Millet olarak pek takip etmeyiz. İlgilenmeyiz ama konu mühimdir.

Mühimdir, çünkü bütçe namustur, anlayana…

Ve bütçe milletin bir ferdi olan senin yani vatandaşın hakkıdır.

Nitekim ilk çıkışından itibaren ‘bütçe hakkı’ terimi ile birlikte anılmıştır.

Çıkış ve dünyada ilk uygulama tarihi 1215’tir.

Yanlışlık filan yok, düpedüz, dosdoğru 1215…

İngiliz halkı, ‘bir dakika arkadaş, tamam kralsın ama bütçe de bizim bütçemiz, bizim verdiğimiz vergilerden oluşuyor, dolayısıyla bu parayı nereye harcıyorsun bilmek hakkımızdır’ talebiyle bastırdı.

Vergi koyma, toplama ve harcama yetkisinin kral, hükümdar ya da yönetici olarak hangi sıfatı taşırsa taşısın tek bir kişiye bırakılmaması mücadelesi yaptılar.

Ve kazandılar; dünyada ilk olarak bu yetkinin halk temsilcilerinin oluşturduğu bir oluşumca denetlenmesi hakkı doğdu.

Bu hak, 1215 Magna Carta Libertatum'dan (Büyük Özgürlükler Belgesi) beri anayasa hukukunun temel kurallarından biri olarak pek çok ülkede uygulandı.

Fransa’da da, 1789 İhtilali sonrası derebeylerin, kilisenin sahip olduğu vergileme yetki ve ayrıcalıkları kaldırıldı.

Gördüğünüz gibi; Bütçe hakkı, halkın seçtiği parlamentolar aracılığı ile kamu gelir ve giderlerini belirleme hakkıdır.
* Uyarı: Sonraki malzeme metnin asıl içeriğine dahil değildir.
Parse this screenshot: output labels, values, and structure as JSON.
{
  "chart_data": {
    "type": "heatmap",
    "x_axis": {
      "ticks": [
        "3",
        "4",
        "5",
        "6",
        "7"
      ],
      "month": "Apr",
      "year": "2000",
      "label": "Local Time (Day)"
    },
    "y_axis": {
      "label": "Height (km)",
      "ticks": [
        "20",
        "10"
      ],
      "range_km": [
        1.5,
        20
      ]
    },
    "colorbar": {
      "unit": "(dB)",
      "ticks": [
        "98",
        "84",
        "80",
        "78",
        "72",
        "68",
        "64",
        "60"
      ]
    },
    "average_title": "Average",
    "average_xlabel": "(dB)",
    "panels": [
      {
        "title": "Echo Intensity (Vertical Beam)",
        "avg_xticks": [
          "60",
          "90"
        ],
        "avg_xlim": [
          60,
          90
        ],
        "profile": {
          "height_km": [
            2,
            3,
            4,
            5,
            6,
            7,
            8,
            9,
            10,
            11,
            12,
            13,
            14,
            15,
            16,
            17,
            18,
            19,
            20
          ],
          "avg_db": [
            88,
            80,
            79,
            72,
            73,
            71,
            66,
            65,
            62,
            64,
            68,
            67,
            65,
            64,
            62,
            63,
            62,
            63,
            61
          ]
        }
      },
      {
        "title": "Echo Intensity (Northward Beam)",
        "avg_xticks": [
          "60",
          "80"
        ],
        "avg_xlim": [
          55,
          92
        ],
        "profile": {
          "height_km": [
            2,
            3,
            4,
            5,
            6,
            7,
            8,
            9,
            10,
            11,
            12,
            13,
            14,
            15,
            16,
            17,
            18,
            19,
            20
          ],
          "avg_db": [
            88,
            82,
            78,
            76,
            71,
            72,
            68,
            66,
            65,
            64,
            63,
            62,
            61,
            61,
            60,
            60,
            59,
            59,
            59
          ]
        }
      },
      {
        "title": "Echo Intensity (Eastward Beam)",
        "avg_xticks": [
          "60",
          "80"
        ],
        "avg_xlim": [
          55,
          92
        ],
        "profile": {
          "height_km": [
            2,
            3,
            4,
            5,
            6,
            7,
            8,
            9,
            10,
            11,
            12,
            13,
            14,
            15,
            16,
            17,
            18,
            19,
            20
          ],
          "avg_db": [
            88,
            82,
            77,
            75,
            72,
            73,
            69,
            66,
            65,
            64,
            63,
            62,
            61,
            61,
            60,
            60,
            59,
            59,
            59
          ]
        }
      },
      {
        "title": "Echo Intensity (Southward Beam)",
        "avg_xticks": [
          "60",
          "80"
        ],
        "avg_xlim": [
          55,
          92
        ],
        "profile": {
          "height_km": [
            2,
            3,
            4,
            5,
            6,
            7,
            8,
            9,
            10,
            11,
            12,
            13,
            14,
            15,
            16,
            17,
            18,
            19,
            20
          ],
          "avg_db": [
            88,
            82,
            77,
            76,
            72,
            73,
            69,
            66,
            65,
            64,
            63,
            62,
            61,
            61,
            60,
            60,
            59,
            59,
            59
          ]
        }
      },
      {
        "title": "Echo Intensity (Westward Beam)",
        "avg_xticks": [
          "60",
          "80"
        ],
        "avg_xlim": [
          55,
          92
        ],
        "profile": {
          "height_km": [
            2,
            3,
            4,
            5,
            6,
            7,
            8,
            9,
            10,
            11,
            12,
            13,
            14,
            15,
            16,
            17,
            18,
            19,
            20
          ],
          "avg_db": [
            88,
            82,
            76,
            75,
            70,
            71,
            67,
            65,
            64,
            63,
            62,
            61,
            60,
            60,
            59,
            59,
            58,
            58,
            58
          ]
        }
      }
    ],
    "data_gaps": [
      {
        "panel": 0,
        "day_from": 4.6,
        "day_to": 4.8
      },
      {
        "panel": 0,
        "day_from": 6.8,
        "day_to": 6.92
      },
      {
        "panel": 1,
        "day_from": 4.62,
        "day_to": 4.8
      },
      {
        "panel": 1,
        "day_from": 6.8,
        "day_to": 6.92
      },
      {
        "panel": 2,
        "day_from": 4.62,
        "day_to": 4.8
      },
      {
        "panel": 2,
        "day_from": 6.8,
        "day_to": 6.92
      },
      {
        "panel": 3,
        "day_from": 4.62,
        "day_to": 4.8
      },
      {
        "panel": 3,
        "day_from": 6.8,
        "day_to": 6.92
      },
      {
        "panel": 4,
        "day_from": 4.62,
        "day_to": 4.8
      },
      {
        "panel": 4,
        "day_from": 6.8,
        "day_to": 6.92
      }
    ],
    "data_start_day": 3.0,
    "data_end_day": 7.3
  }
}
Dünyada halkın haraç ödemekten vergi ödemeye geçişi, vergilerin nerelere harcandığını denetlemesi, bütçeye 'evet' veya 'hayır' demesi, binlerce yıllık demokrasi mücadelesinin bir sonucudur.

Bize, modern anlamda bütçe hakkı 1924 Anayasası ile geldi.

2018 yılı bütçesine kadar bütçeler hükümetler tarafından hazırlandı, halk adına Meclis denetimine tutuldu, Meclis adına da bütçe uygulamaları Sayıştay tarafından denetlendi.

Bütçe aynı zamanda güvenoyu niteliği taşıyor, bütçesi geçmeyen hükümet düşüyordu.

İşte bir kısmınızın bilerek veya bilmeyerek evet oyu verdiği Başkanlık sistemini eleştirirken kullandığımız en önemli argümanlardan birisi de bütçe hakkıydı. Sizin ellerinizle tek bir kişinin emrine amade ettiğiniz, adeta bağışladığınız bütçe hakkınız konusu yani…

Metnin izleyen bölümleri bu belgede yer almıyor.